I giudici della Corte europea per i diritti dell’uomo hanno rifiutato di intervenire nel caso del piccolo Alfie Evans, 23 mesi, gravemente malato, vivo solo grazie a un respiratore.

La battaglia dei genitori per continuare a tenerlo in vita è quindi terminata: i medici dell’ospedale Alder Hey’s di Liverpool, dove è ricoverato il bimbo, erano stati autorizzati a staccare le macchine, una decisione contro la quale Tom Evans e Kate James, il papà e la mamma di Alfie, si erano appellati a diverse autorità giudiziarie senza successo. Dopo il no della Suprema Corte britannica, la coppia non si è arresa e si è rivolta alla Corte di Strasburgo, che però non ha accolto la richiesta di intervenire.

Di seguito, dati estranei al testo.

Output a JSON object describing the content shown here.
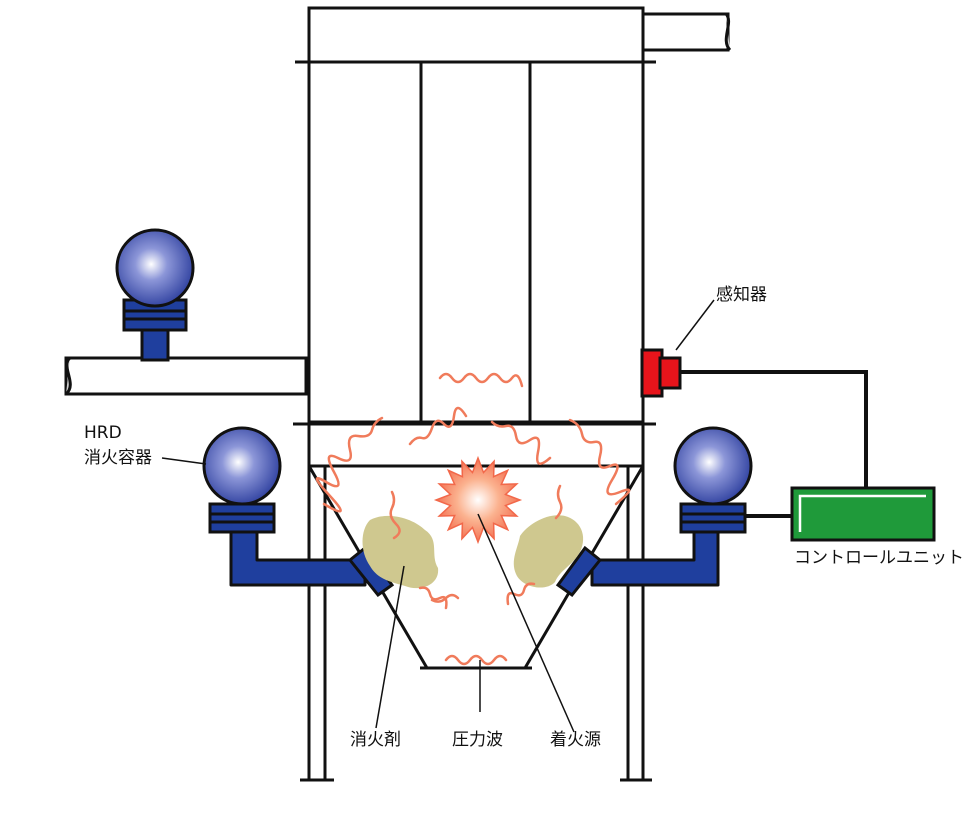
{
  "labels": {
    "sensor": "感知器",
    "hrd_line1": "HRD",
    "hrd_line2": "消火容器",
    "control_unit": "コントロールユニット",
    "suppressant": "消火剤",
    "pressure_wave": "圧力波",
    "ignition_source": "着火源"
  },
  "colors": {
    "pipe_blue": "#1f3f9e",
    "sensor_red": "#e8141b",
    "control_green": "#1f9a3a",
    "suppressant_khaki": "#cfc88f",
    "wave_orange": "#f07b5b",
    "explosion_orange": "#f2684a"
  }
}
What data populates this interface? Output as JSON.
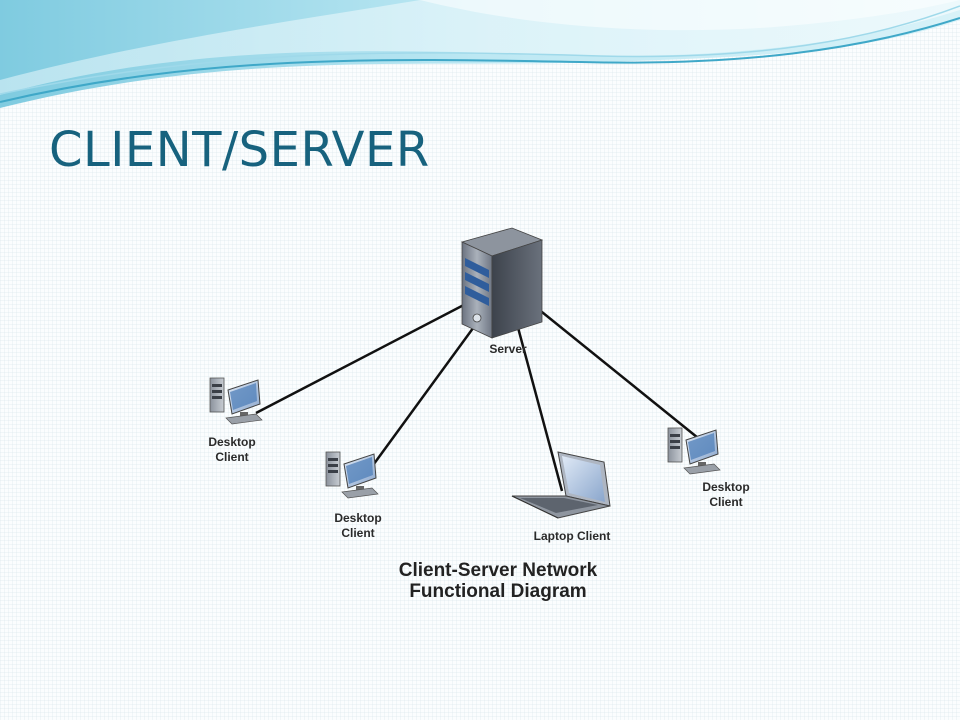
{
  "slide": {
    "title": "CLIENT/SERVER",
    "colors": {
      "title": "#17627e",
      "swoosh_light": "#b9e6f2",
      "swoosh_dark": "#3fa8c8"
    }
  },
  "diagram": {
    "caption": "Client-Server Network\nFunctional Diagram",
    "nodes": [
      {
        "id": "server",
        "icon": "server-tower-icon",
        "label": "Server"
      },
      {
        "id": "desktop-1",
        "icon": "desktop-computer-icon",
        "label": "Desktop\nClient"
      },
      {
        "id": "desktop-2",
        "icon": "desktop-computer-icon",
        "label": "Desktop\nClient"
      },
      {
        "id": "laptop",
        "icon": "laptop-icon",
        "label": "Laptop Client"
      },
      {
        "id": "desktop-3",
        "icon": "desktop-computer-icon",
        "label": "Desktop\nClient"
      }
    ],
    "edges": [
      {
        "from": "server",
        "to": "desktop-1"
      },
      {
        "from": "server",
        "to": "desktop-2"
      },
      {
        "from": "server",
        "to": "laptop"
      },
      {
        "from": "server",
        "to": "desktop-3"
      }
    ]
  }
}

Iniziano quindi alle 14 ora italiana le operazioni per il distacco dei macchinari: l’orario è indicato nel ‘Piano per la sospensione del trattamento’, una sorta di documento di indicazioni trasmesso dall’Ospedale di Liverpool al padre del bimbo, che lo ha pubblicato su Facebook.

I medici dell’ospedale hanno spiegato che quanto accadrà è “nel migliore interesse del piccolo, che sarà assistito con tutti i comfort e la discrezione del caso“. Gli saranno inizialmente somministrati un ansiolitico e analgesico, poi sarà posizionato con cura sui grembi dei genitori, se lo desiderano, altrimenti rimarrà nel suo lettino.

Un centinaio di persone sono radunate davanti all’ospedale pediatrico Alder Hey di Liverpool dopo l’annuncio del padre dell’avvio delle procedure di distacco dei macchinari per l’assistenza vitale al bimbo. I manifestanti sostengono i genitori nella battaglia contro la decisione della magistratura di autorizzare i medici a staccare la spina.

I genitori contestano che il piccolo sia in fase terminale e postano immagini e video che mostrano barlumi di coscienza.

Alfie Evans stato colpito da una patologia neurologica considerata grave e che secondo i medici britannici ha danneggiato irrimediabilmente gran parte del suo cervello, ma è indicato in stato “semivegetivo”, non in coma, e non vi è una diagnosi esatta della malattia.